Highlights & Insights¶
- Impressive data efficiency with only 50 images: The data augmentation effect achieved through adversarial learning successfully compensates for the scarcity of data.
- Clever application of SNN in image processing: The binary nature of spiking signals is naturally suited for detecting and isolating stripes (characterized by anomalous high-intensity signals).
- Unified model for three degradations: It avoids the error accumulation typical of cascaded approaches.
- The dynamic degradation synthesis strategy can be transferred to other data-scarce image enhancement tasks.
Limitations & Future Work¶
- Validated only on infrared scenarios, limiting the immediate scope of application.
- Training for 840 epochs still requires some time.
- The comparison lacks recent Transformer-based image restoration methods.
- The spike threshold in SSM is manually set; an adaptive threshold might yield better performance.
Related Work & Insights¶
- vs Cascade Methods (LINF+SEID): Unified processing avoids error accumulation, improving mAP by +4.8%.
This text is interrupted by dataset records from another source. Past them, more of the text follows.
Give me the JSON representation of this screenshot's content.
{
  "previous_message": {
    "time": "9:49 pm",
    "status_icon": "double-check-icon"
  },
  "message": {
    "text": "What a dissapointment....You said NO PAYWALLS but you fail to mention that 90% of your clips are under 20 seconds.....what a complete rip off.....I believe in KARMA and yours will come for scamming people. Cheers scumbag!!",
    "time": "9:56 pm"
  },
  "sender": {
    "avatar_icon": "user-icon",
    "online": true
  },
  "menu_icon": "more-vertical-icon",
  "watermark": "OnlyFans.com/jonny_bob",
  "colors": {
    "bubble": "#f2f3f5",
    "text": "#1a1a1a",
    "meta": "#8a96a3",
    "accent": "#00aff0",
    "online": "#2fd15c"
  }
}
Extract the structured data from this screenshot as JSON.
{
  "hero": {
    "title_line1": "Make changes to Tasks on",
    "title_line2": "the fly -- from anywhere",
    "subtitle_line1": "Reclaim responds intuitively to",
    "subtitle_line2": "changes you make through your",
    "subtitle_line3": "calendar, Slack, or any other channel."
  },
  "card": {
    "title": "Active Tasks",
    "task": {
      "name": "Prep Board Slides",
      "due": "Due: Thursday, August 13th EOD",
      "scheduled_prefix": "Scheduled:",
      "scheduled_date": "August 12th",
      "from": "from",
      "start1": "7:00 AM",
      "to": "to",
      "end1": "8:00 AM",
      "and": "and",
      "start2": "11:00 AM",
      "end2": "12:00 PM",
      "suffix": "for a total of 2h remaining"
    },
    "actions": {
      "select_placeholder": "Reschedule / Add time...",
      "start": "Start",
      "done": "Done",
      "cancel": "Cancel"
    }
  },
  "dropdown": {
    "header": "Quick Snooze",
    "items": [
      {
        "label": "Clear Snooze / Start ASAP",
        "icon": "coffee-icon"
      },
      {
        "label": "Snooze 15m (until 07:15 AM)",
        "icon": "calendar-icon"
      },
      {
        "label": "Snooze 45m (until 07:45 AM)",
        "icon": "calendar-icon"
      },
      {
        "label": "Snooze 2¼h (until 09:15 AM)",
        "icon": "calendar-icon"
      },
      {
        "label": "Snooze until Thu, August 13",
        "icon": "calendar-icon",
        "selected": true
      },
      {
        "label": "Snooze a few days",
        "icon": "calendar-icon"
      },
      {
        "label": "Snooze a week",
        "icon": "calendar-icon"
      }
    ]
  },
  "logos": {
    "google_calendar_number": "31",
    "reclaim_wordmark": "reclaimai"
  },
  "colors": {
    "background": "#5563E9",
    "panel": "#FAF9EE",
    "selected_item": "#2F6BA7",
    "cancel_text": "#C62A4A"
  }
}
- vs KXNet: Parameter size of 0.96M vs 6.51M, delivering better performance while being more lightweight.
Rating¶
- Novelty: ⭐⭐⭐⭐ The combination of SNN and adversarial learning for handling infrared degradation is highly novel.
- Experimental Thoroughness: ⭐⭐⭐⭐ Coordinated evaluation across three degradations, composite degradation, and downstream object detection.
- Writing Quality: ⭐⭐⭐⭐ The problem is clearly motivated.
- Value: ⭐⭐⭐⭐ Direct application value to the infrared imaging community.